Intratumoral Immunotherapy—Update 2019

Abstract

Abstract Intratumoral immunotherapies aim to trigger local and systemic immunologic responses via direct injection of immunostimulatory agents with the goal of tumor cell lysis, followed by release of tumor-derived antigens and subsequent activation of tumor-specific effector T cells. In 2019, a multitude of intratumoral immunotherapies with varied mechanisms of action, including nononcolytic viral therapies such as PV-10 and toll-like receptor 9 agonists and oncolytic viral therapies such as CAVATAK, Pexa-Vec, and HF10, have been extensively evaluated in clinical trials and demonstrated promising antitumor activity with tolerable toxicities in melanoma and other solid tumor types. Talimogene laherparepvec (T-VEC), a genetically modified herpes simplex virus type 1–based oncolytic immunotherapy, is the first oncolytic virus approved by the U.S. Food and Drug Administration for the treatment of unresectable melanoma recurrent after initial surgery. In patients with unresectable metastatic melanoma, T-VEC demonstrated a superior durable response rate (continuous complete response or partial response lasting ≥6 months) over subcutaneous GM-CSF (16.3% vs. 2.1%; p < .001). Responses were seen in both injected and uninjected lesions including visceral lesions, suggesting a systemic antitumor response.

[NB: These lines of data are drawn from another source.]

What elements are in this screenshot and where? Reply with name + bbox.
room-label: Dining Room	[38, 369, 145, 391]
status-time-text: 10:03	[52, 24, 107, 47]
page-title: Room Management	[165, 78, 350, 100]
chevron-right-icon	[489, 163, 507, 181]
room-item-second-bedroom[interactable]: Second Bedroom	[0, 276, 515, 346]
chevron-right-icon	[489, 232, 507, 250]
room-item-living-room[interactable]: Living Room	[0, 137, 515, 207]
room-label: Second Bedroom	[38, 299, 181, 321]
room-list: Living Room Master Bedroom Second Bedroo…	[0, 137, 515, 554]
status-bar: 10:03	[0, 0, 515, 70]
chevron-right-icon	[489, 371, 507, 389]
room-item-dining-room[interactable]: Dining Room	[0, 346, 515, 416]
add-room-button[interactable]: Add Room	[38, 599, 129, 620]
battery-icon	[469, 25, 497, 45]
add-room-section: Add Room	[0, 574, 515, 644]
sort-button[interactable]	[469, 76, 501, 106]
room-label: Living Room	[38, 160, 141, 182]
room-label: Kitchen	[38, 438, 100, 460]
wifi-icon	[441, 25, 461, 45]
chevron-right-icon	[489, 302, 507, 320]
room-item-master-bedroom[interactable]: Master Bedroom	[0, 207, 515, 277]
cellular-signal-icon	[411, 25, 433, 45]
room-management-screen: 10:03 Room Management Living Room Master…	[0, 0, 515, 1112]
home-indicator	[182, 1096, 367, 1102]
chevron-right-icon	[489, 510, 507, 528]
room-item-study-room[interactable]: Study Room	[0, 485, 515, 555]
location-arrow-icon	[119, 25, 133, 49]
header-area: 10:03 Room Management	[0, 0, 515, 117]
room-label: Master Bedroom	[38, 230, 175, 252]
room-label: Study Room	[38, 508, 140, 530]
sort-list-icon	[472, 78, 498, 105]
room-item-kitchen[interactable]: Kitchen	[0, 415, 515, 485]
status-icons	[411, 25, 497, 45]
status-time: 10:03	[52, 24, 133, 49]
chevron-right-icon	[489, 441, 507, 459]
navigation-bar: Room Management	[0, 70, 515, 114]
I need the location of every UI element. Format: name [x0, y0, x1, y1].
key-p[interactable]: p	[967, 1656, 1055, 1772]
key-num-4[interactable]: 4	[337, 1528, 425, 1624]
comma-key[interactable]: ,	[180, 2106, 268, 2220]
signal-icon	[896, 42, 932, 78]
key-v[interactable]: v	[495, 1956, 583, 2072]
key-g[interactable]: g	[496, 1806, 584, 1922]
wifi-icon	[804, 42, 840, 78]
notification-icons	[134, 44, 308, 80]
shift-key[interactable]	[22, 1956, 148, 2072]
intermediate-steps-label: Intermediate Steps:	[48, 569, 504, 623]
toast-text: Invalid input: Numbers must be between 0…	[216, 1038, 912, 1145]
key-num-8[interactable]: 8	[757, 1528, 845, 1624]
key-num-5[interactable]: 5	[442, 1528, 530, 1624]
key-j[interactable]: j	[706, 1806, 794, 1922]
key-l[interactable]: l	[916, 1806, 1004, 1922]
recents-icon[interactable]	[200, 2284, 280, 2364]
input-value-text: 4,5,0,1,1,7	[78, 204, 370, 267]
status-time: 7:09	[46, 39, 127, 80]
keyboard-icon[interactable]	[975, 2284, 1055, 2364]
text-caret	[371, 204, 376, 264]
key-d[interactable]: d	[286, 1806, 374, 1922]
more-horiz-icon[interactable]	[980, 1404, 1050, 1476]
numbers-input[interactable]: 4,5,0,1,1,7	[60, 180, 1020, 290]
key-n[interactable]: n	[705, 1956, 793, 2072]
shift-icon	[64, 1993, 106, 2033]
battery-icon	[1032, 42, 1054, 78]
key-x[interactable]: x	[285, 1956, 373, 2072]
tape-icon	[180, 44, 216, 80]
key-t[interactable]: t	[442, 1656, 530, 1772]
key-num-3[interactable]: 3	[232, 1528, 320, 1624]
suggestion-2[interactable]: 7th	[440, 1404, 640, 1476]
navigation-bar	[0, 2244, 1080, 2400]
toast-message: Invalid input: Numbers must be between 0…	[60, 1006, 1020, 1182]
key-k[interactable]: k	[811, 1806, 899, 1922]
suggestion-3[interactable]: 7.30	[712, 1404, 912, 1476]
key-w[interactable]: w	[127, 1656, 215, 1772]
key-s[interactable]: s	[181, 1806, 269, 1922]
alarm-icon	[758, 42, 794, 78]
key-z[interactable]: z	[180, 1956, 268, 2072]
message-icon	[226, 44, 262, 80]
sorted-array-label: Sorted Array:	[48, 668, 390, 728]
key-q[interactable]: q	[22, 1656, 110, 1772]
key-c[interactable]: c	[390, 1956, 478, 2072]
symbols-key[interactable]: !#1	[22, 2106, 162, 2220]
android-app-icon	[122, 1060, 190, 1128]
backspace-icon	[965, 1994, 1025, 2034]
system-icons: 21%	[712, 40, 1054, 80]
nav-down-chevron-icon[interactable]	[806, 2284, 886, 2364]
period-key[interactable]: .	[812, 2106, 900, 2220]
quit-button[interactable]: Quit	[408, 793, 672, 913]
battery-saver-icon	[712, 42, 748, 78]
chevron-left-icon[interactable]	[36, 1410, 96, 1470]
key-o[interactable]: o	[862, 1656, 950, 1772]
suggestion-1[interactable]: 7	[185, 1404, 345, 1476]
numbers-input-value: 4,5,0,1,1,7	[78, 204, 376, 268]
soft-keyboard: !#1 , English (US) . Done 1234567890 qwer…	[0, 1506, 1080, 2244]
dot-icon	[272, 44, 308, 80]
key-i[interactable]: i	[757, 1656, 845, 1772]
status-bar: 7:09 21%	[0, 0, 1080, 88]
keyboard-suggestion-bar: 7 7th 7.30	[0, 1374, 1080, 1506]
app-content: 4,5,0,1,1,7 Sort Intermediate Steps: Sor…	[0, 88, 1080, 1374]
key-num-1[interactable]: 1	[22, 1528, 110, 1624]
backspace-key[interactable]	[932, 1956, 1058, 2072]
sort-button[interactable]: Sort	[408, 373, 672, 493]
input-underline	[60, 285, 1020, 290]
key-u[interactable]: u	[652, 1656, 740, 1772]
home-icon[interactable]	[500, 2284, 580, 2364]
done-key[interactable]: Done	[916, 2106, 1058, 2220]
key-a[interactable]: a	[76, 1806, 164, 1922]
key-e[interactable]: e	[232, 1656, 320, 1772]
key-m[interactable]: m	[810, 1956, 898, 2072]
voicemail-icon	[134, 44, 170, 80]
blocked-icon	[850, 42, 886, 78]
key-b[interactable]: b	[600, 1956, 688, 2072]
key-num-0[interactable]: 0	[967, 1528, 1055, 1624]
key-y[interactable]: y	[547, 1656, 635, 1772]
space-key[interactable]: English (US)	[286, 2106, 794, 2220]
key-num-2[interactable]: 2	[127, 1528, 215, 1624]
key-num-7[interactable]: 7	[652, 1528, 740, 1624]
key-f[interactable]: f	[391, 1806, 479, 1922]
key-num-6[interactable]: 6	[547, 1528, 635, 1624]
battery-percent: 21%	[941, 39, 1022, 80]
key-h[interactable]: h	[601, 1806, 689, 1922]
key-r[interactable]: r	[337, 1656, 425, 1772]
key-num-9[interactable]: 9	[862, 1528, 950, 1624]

When combined with immune checkpoint inhibitors, T-VEC significantly improved response rates compared with single agent; similar results were seen with combinations of checkpoint inhibitors and other intratumoral therapies such as CAVATAK, HF10, and TLR9 agonists. In this review, we highlight recent results from clinical trials of key intratumoral immunotherapies that are being evaluated in the clinic, with a focus on T-VEC in the treatment of advanced melanoma as a model for future solid tumor indications.